A Guimarães, en marge d'une répétition de la pièce «Catarina et la beauté de tuer les fascistes», Tiago Rodrigues a souligné que, plus qu'un soutien, il s'agit «d'un service public inscrit dans la Constitution et dans lequel il n'y a pas d'investissement public».

«Nous n'avions pas besoin que la pandémie soit évidente qu'au Portugal, il est nécessaire de soutenir plus de culture. Ou plutôt, qu'il faut enfin soutenir quoi que ce soit, en culture. La pandémie vient de lever le voile, de révéler quelques problèmes », a-t-il déclaré.

Pour Tiago Rodrigues, les chiffres de soutien à la culture au Portugal, par rapport à n'importe quel autre pays européen, «sont de l'ordre du ridicule».

«Il ne s'agit pas de soutien, il s'agit de garantir un service public inscrit dans la Constitution et dans lequel il n'y a pas d'investissement public. Ce serait comme pratiquement aucun hôpital ou pratiquement aucune école. C'est scandaleux et ridicule », a-t-il souligné.

Tiago Rodrigues, Prémio Pessoa 2019, a déclaré que la façon dont le public revient au théâtre et comment, même enfermé, «a montré une avidité» pour être dans les salles en contact avec les artistes, «est une alerte pour vous décideurs politiques. que les électeurs considèrent la culture comme fondamentale pour leur qualité de vie et leur santé démocratique ».

«Mais nous sommes dans la préhistoire de cela. Cela pourrait être une alerte à terme en Allemagne et en France, pour que les choses s'améliorent un peu et accordent un peu plus d'attention.
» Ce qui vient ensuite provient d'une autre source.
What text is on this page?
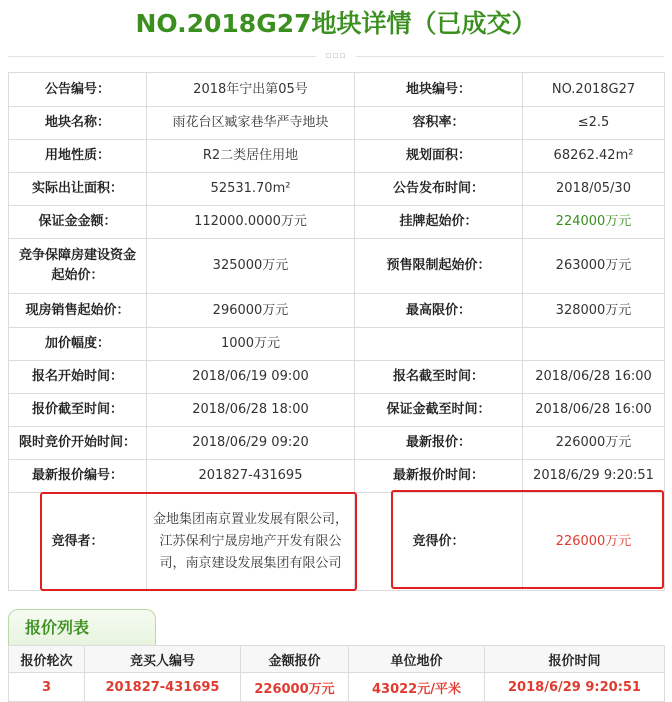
NO.2018G27地块详情（已成交）
▫▫▫
公告编号：	2018年宁出第05号	地块编号：	NO.2018G27
地块名称：	雨花台区臧家巷华严寺地块	容积率：	≤2.5
用地性质：	R2二类居住用地	规划面积：	68262.42m²
实际出让面积：	52531.70m²	公告发布时间：	2018/05/30
保证金金额：	112000.0000万元	挂牌起始价：	224000万元
竞争保障房建设资金起始价：	325000万元	预售限制起始价：	263000万元
现房销售起始价：	296000万元	最高限价：	328000万元
加价幅度：	1000万元		
报名开始时间：	2018/06/19 09:00	报名截至时间：	2018/06/28 16:00
报价截至时间：	2018/06/28 18:00	保证金截至时间：	2018/06/28 16:00
限时竞价开始时间：	2018/06/29 09:20	最新报价：	226000万元
最新报价编号：	201827-431695	最新报价时间：	2018/6/29 9:20:51
竞得者：	金地集团南京置业发展有限公司，江苏保利宁晟房地产开发有限公司，南京建设发展集团有限公司	竞得价：	226000万元
报价列表
报价轮次	竞买人编号	金额报价	单位地价	报价时间
3	201827-431695	226000万元	43022元/平米	2018/6/29 9:20:51
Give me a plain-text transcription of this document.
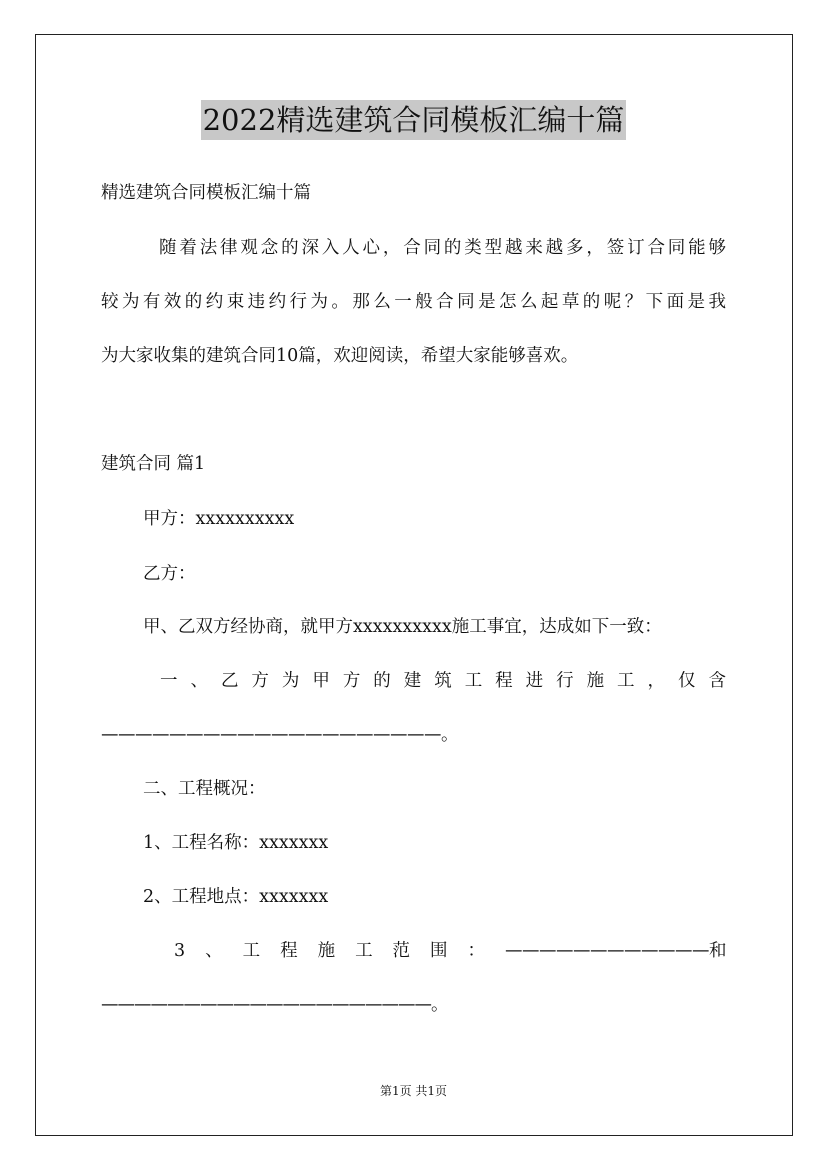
2022精选建筑合同模板汇编十篇
精选建筑合同模板汇编十篇
随着法律观念的深入人心，合同的类型越来越多，签订合同能够
较为有效的约束违约行为。那么一般合同是怎么起草的呢？下面是我
为大家收集的建筑合同10篇，欢迎阅读，希望大家能够喜欢。
建筑合同 篇1
甲方：xxxxxxxxxx
乙方：
甲、乙双方经协商，就甲方xxxxxxxxxx施工事宜，达成如下一致：
一 、 乙 方 为 甲 方 的 建 筑 工 程 进 行 施 工 ， 仅 含
————————————————————。
二、工程概况：
1、工程名称：xxxxxxx
2、工程地点：xxxxxxx
3 、 工 程 施 工 范 围 ： ————————————和
————————————————————。
第1页 共1页
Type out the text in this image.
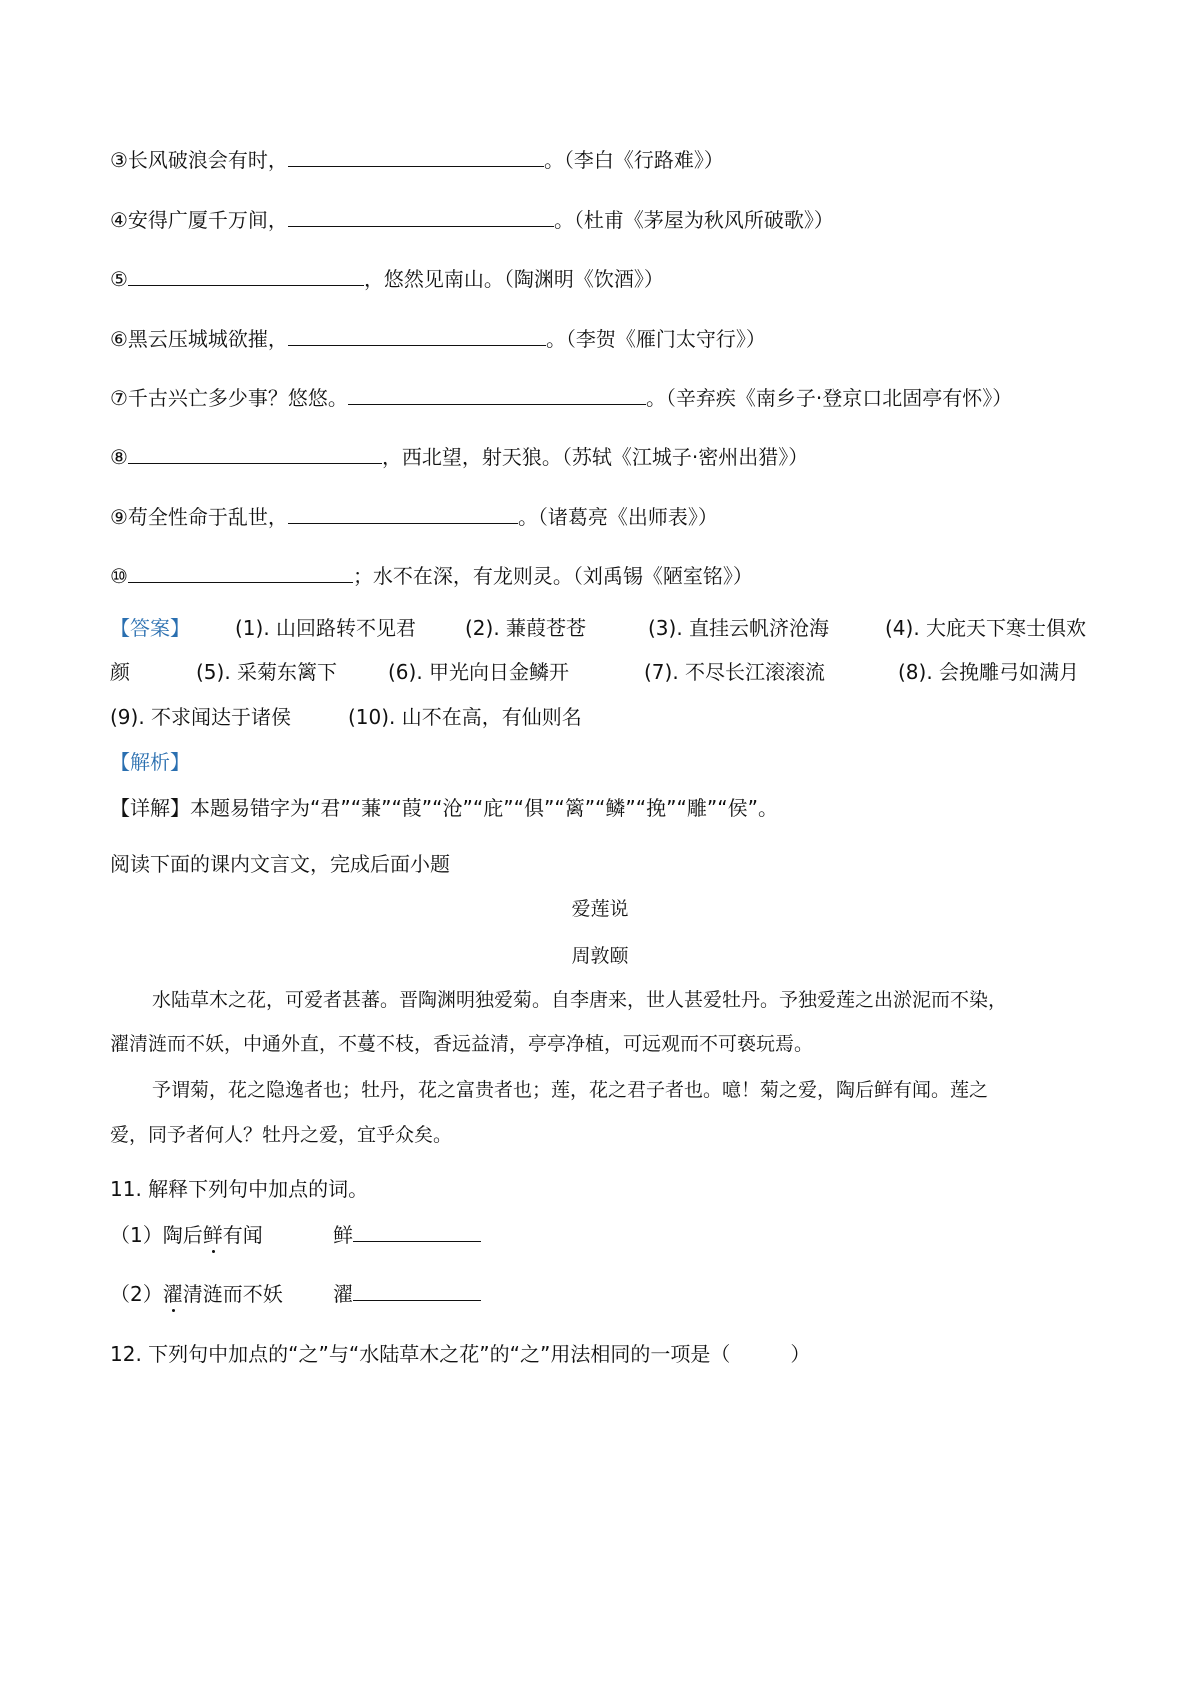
③长风破浪会有时，	。（李白《行路难》）
④安得广厦千万间，	。（杜甫《茅屋为秋风所破歌》）
⑤	，悠然见南山。（陶渊明《饮酒》）
⑥黑云压城城欲摧，	。（李贺《雁门太守行》）
⑦千古兴亡多少事？悠悠。	。（辛弃疾《南乡子·登京口北固亭有怀》）
⑧	，西北望，射天狼。（苏轼《江城子·密州出猎》）
⑨苟全性命于乱世，	。（诸葛亮《出师表》）
⑩	；水不在深，有龙则灵。（刘禹锡《陋室铭》）
【答案】 (1). 山回路转不见君 (2). 蒹葭苍苍	(3). 直挂云帆济沧海	(4). 大庇天下寒士俱欢
颜	(5). 采菊东篱下	(6). 甲光向日金鳞开	(7). 不尽长江滚滚流	(8). 会挽雕弓如满月
(9). 不求闻达于诸侯	(10). 山不在高，有仙则名
【解析】
【详解】本题易错字为“君”“蒹”“葭”“沧”“庇”“俱”“篱”“鳞”“挽”“雕”“侯”。
阅读下面的课内文言文，完成后面小题
爱莲说
周敦颐
水陆草木之花，可爱者甚蕃。晋陶渊明独爱菊。自李唐来，世人甚爱牡丹。予独爱莲之出淤泥而不染，
濯清涟而不妖，中通外直，不蔓不枝，香远益清，亭亭净植，可远观而不可亵玩焉。
予谓菊，花之隐逸者也；牡丹，花之富贵者也；莲，花之君子者也。噫！菊之爱，陶后鲜有闻。莲之
爱，同予者何人？牡丹之爱，宜乎众矣。
11. 解释下列句中加点的词。
（1）陶后鲜有闻	鲜
（2）濯清涟而不妖	濯
12. 下列句中加点的“之”与“水陆草木之花”的“之”用法相同的一项是（　　　）
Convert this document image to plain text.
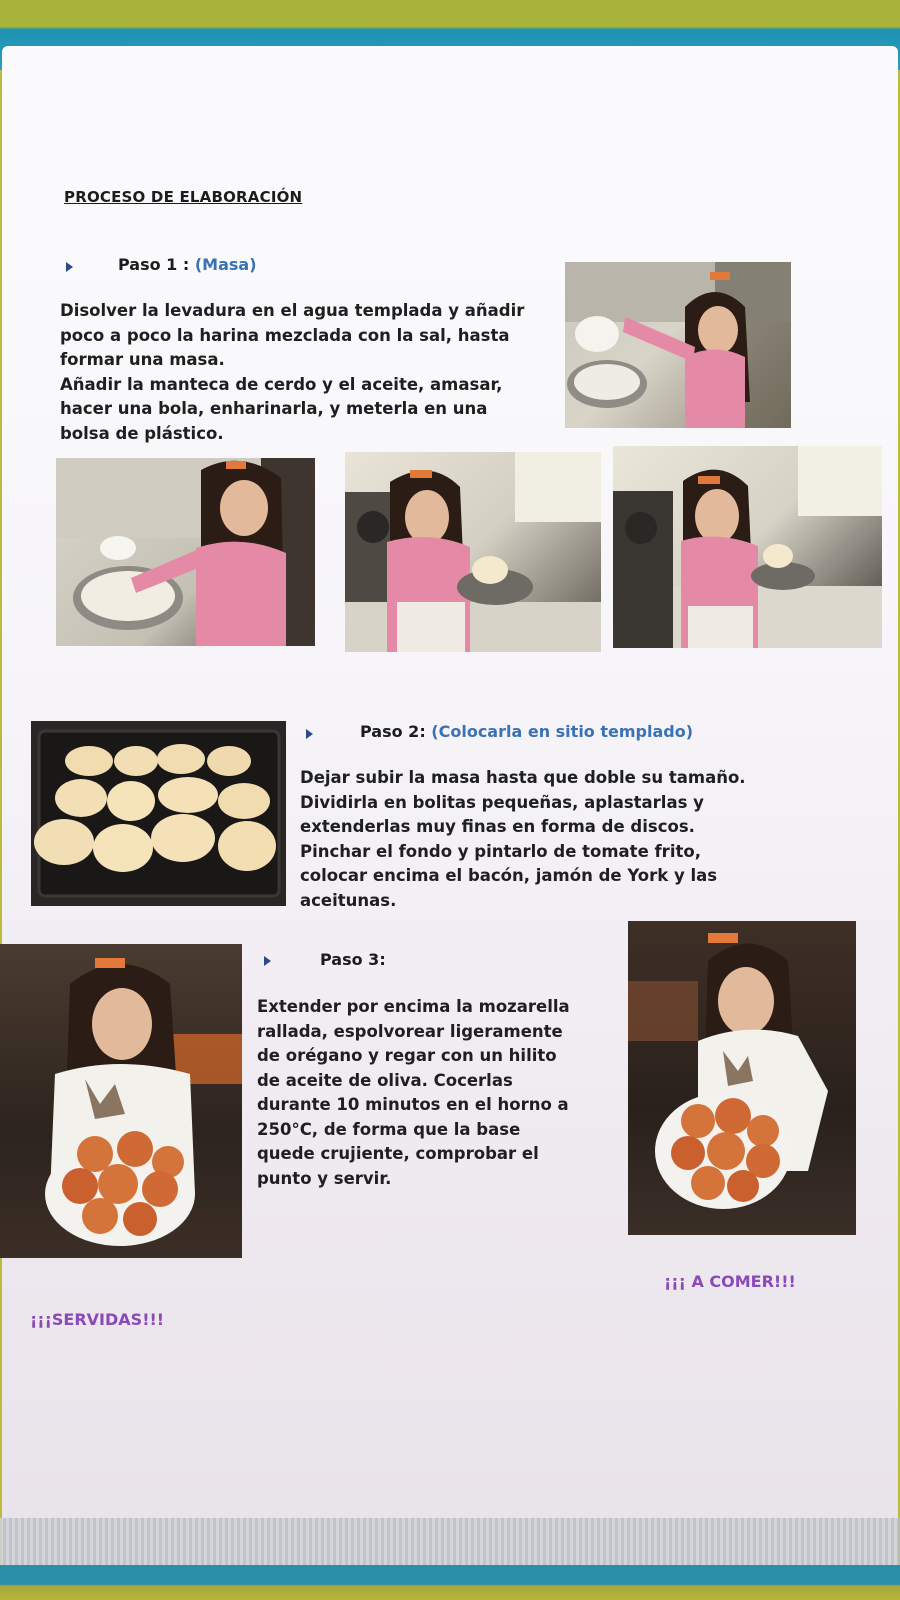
PROCESO DE ELABORACIÓN
Paso 1 : (Masa)
Disolver la levadura en el agua templada y añadir
poco a poco la harina mezclada con la sal, hasta
formar una masa.
Añadir la manteca de cerdo y el aceite, amasar,
hacer una bola, enharinarla, y meterla en una
bolsa de plástico.
Paso 2: (Colocarla en sitio templado)
Dejar subir la masa hasta que doble su tamaño.
Dividirla en bolitas pequeñas, aplastarlas y
extenderlas muy finas en forma de discos.
Pinchar el fondo y pintarlo de tomate frito,
colocar encima el bacón, jamón de York y las
aceitunas.
Paso 3:
Extender por encima la mozarella
rallada, espolvorear ligeramente
de orégano y regar con un hilito
de aceite de oliva. Cocerlas
durante 10 minutos en el horno a
250°C, de forma que la base
quede crujiente, comprobar el
punto y servir.
¡¡¡ A COMER!!!
¡¡¡SERVIDAS!!!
Au Portugal, c'est une alerte de porter enfin une certaine attention à un secteur qui a été très, très négligé », a-t-il ajouté.

Pour Tiago Rodrigues, la «visibilité» que le secteur culturel a dans les médias «finit par masquer» ce qu'est la précarité du secteur.

"Nous avons une grande visibilité publique, mais cela ne s'est pas encore traduit par un changement fondamental dans la manière dont l'État défend le droit constitutionnel d'accès à la culture et à la production artistique".

La pièce de théâtre «Catarina et la beauté de tuer des fascistes» s'ouvre samedi au Centro Cultural Vila Flor, à Guimarães.

Dimanche, la pièce retourne sur scène au même endroit.

Les deux sessions sont déjà épuisées.

Il enchaîne ensuite sur des scènes en Suisse, en France et en Italie, en tournée, après quoi il retourne au Portugal, notamment à Porto, en février.

Ce n'est qu'en avril 2021 qu'il sera présenté à Lisbonne.

VCP // MAG

Le directeur de contenu du Théâtre D. Maria II considère que le soutien à la culture au Portugal est «ridicule» apparaît d'abord à Visão.